The Oedipus plays, the Oresteia, and countless other Greek works are studied in literature class. They were plays. And as such, they were written to be performed, and not read. Unfortunately, the Greeks didn’t discover the screenplay format yet. As such, the plays are not all that readable.

Greek plays were also written for an audience who were far more informed as to the background of the play: many plays are set on the backdrop of some historically important event or based on the premise of culturally embedded knowledge. In fact, the audience often knows the end result before the story is even told. As such, modern readers are lost as to the context of the play in which context is incredibly important to the overall understanding of the play. If the reader does not have a firm understanding of the historical and cultural context in which these plays were written and performed, much is lost in this lack.It would be similar to a Chinese filmmaker releasing a film in China about the American Civil War, putting the audience right in the middle of the Battle of Fort Hinden. Most of the Chinese wouldn’t know anything about American history and watching a movie about it would be lost on them. It could be one of the most compelling films ever made, a Sundance worthy and Academy Award winning film that documents some tragic twist of fate between two brothers who were separated at birth and discovered each other as enemy soldiers fighting for either side. So as dramatic and tragic as it could be in its own right, the true meaning and depth of the film is lost on anyone who doesn’t know about the American Civil War. Similarly, it would be as if an American filmmaker made a movie about the Chinese Boxer Rebellion that plopped us into the middle of some massacre. Most of us probably have never even heard of the Chinese Boxer Rebellion. And those of us who have heardofit probably don’t know all the particulars. So one should really be educated in the history of Ancient Greek as a prerequisite to studying Greek plays. Unfortunately, that isn’t the case.So in addition to the inherent lack of context and cultural education of Ancient Greece, Greek plays are not written to be studied as literature. Greek plays were written very simply. They consist of dialogue and minimal stage directions. Because of this sparse writing, modern readers are not privvy to the many nuances of an actual performance. Missing are vocal tones and dramatic acting, as well as a tangible physical representation of characters.

In an ideal modern screenplay, characters would be introduced in the text.
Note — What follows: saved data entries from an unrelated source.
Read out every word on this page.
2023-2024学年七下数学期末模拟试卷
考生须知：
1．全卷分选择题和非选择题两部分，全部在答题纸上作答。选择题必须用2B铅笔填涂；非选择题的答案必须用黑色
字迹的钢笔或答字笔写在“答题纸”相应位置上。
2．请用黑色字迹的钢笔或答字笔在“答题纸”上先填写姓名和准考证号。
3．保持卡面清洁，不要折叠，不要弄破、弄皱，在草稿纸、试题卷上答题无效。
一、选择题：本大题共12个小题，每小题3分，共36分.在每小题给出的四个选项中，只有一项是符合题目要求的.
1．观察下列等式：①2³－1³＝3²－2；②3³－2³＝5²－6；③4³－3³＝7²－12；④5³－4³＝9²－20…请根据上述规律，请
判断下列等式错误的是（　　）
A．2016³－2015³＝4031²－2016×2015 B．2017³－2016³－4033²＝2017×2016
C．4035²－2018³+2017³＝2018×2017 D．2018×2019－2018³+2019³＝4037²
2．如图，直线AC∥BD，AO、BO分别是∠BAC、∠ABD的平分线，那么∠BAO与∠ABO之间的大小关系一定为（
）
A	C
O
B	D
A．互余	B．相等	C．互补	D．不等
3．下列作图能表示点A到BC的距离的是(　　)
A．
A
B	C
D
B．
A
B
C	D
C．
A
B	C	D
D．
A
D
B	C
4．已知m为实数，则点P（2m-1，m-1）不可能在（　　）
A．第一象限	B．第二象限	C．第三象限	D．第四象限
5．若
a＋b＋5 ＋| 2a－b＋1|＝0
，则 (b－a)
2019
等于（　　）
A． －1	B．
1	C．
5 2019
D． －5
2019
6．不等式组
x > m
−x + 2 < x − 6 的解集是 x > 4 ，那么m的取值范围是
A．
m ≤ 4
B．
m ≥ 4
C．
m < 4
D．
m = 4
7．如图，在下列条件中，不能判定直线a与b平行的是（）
The reader would read a brief description of the character, perhaps a little bit of his background. This character would be introduced to the reader in a proper fashion. This aids in readability. Scenes are broken down and clearly identified. Ultimately, the screenplay is a very readable piece of writing. This is a stark contrast to the Greek play where scenes are not designated, and characters are often inserted into the story without a proper introduction.
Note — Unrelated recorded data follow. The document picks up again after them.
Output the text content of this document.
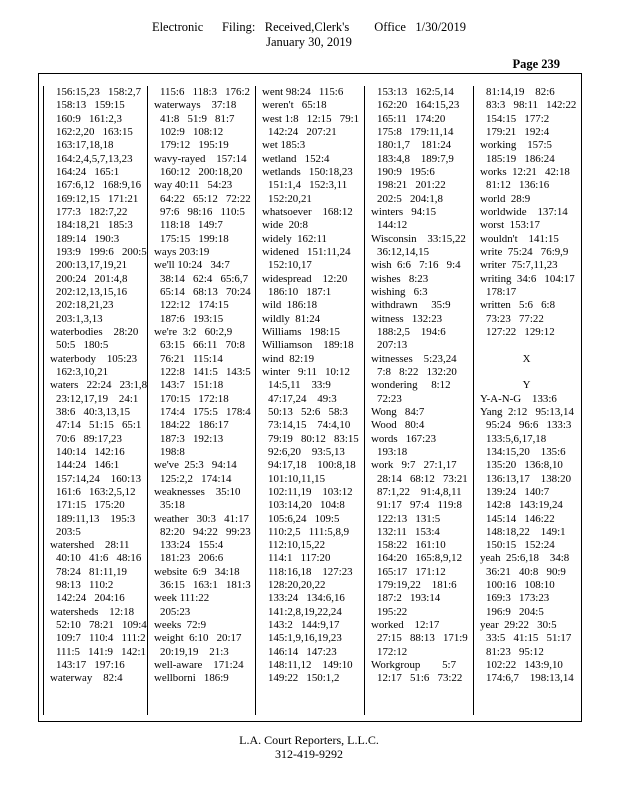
Electronic      Filing:   Received,Clerk's        Office   1/30/2019
January 30, 2019
Page 239
156:15,23   158:2,7
158:13   159:15
160:9   161:2,3
162:2,20   163:15
163:17,18,18
164:2,4,5,7,13,23
164:24   165:1
167:6,12   168:9,16
169:12,15   171:21
177:3   182:7,22
184:18,21   185:3
189:14   190:3
193:9   199:6   200:5
200:13,17,19,21
200:24   201:4,8
202:12,13,15,16
202:18,21,23
203:1,3,13
waterbodies    28:20
50:5   180:5
waterbody    105:23
162:3,10,21
waters   22:24   23:1,8
23:12,17,19    24:1
38:6   40:3,13,15
47:14   51:15   65:1
70:6   89:17,23
140:14   142:16
144:24   146:1
157:14,24    160:13
161:6   163:2,5,12
171:15   175:20
189:11,13    195:3
203:5
watershed    28:11
40:10   41:6   48:16
78:24   81:11,19
98:13   110:2
142:24   204:16
watersheds    12:18
52:10   78:21   109:4
109:7   110:4   111:2
111:5   141:9   142:1
143:17   197:16
waterway    82:4
115:6   118:3   176:2
waterways    37:18
41:8   51:9   81:7
102:9   108:12
179:12   195:19
wavy-rayed    157:14
160:12   200:18,20
way 40:11   54:23
64:22   65:12   72:22
97:6   98:16   110:5
118:18   149:7
175:15   199:18
ways 203:19
we'll 10:24   34:7
38:14   62:4   65:6,7
65:14   68:13   70:24
122:12   174:15
187:6   193:15
we're  3:2   60:2,9
63:15   66:11   70:8
76:21   115:14
122:8   141:5   143:5
143:7   151:18
170:15   172:18
174:4   175:5   178:4
184:22   186:17
187:3   192:13
198:8
we've  25:3   94:14
125:2,2   174:14
weaknesses    35:10
35:18
weather   30:3   41:17
82:20   94:22   99:23
133:24   155:4
181:23   206:6
website  6:9   34:18
36:15   163:1   181:3
week 111:22
205:23
weeks  72:9
weight  6:10   20:17
20:19,19    21:3
well-aware    171:24
wellborni   186:9
went 98:24   115:6
weren't   65:18
west 1:8   12:15   79:1
142:24   207:21
wet 185:3
wetland   152:4
wetlands   150:18,23
151:1,4   152:3,11
152:20,21
whatsoever    168:12
wide  20:8
widely  162:11
widened   151:11,24
152:10,17
widespread    12:20
186:10   187:1
wild  186:18
wildly  81:24
Williams   198:15
Williamson    189:18
wind  82:19
winter   9:11   10:12
14:5,11    33:9
47:17,24    49:3
50:13   52:6   58:3
73:14,15    74:4,10
79:19   80:12   83:15
92:6,20    93:5,13
94:17,18    100:8,18
101:10,11,15
102:11,19    103:12
103:14,20   104:8
105:6,24   109:5
110:2,5   111:5,8,9
112:10,15,22
114:1   117:20
118:16,18    127:23
128:20,20,22
133:24   134:6,16
141:2,8,19,22,24
143:2   144:9,17
145:1,9,16,19,23
146:14   147:23
148:11,12    149:10
149:22   150:1,2
153:13   162:5,14
162:20   164:15,23
165:11   174:20
175:8   179:11,14
180:1,7    181:24
183:4,8    189:7,9
190:9   195:6
198:21   201:22
202:5   204:1,8
winters   94:15
144:12
Wisconsin    33:15,22
36:12,14,15
wish  6:6   7:16   9:4
wishes   8:23
wishing   6:3
withdrawn     35:9
witness   132:23
188:2,5    194:6
207:13
witnesses    5:23,24
7:8   8:22   132:20
wondering     8:12
72:23
Wong   84:7
Wood   80:4
words   167:23
193:18
work   9:7   27:1,17
28:14   68:12   73:21
87:1,22    91:4,8,11
91:17   97:4   119:8
122:13   131:5
132:11   153:4
158:22   161:10
164:20   165:8,9,12
165:17   171:12
179:19,22    181:6
187:2   193:14
195:22
worked    12:17
27:15   88:13   171:9
172:12
Workgroup        5:7
12:17   51:6   73:22
81:14,19    82:6
83:3   98:11   142:22
154:15   177:2
179:21   192:4
working    157:5
185:19   186:24
works  12:21   42:18
81:12   136:16
world  28:9
worldwide    137:14
worst  153:17
wouldn't    141:15
write  75:24   76:9,9
writer  75:7,11,23
writing  34:6   104:17
178:17
written   5:6   6:8
73:23   77:22
127:22   129:12
X
Y
Y-A-N-G    133:6
Yang  2:12   95:13,14
95:24   96:6   133:3
133:5,6,17,18
134:15,20    135:6
135:20   136:8,10
136:13,17    138:20
139:24   140:7
142:8   143:19,24
145:14   146:22
148:18,22    149:1
150:15   152:24
yeah  25:6,18    34:8
36:21   40:8   90:9
100:16   108:10
169:3   173:23
196:9   204:5
year  29:22   30:5
33:5   41:15   51:17
81:23   95:12
102:22   143:9,10
174:6,7    198:13,14
L.A. Court Reporters, L.L.C.
312-419-9292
The lack of cultural knowledge and context, in conjunction with an inherently inappropriate format, makes the study of Greek plays difficult enough as it is. To further hamper ones enjoyment and enrichment is the language in which it is written. It is difficult to understand upon the first reading the meanings of many of the lines. The reader must first process the sentence to comprehend just what is being said. Then the reader must proceed to
analyze the sentence for content. Finally, the reader must place that sentence in the context of the entire line.

Modern readers of Greek plays are at an enormous disadvantage. It would be absurd to assume that the average student would be able to read and accurately analyze these plays all on their own without any guidance. I’m not saying that we shouldn’t study Greek plays, but if one were to study them, I would highly recommend finding a proficient and patient professor, preferably one who is more historically inclined. In a more honest summary, I hate studying Greek plays.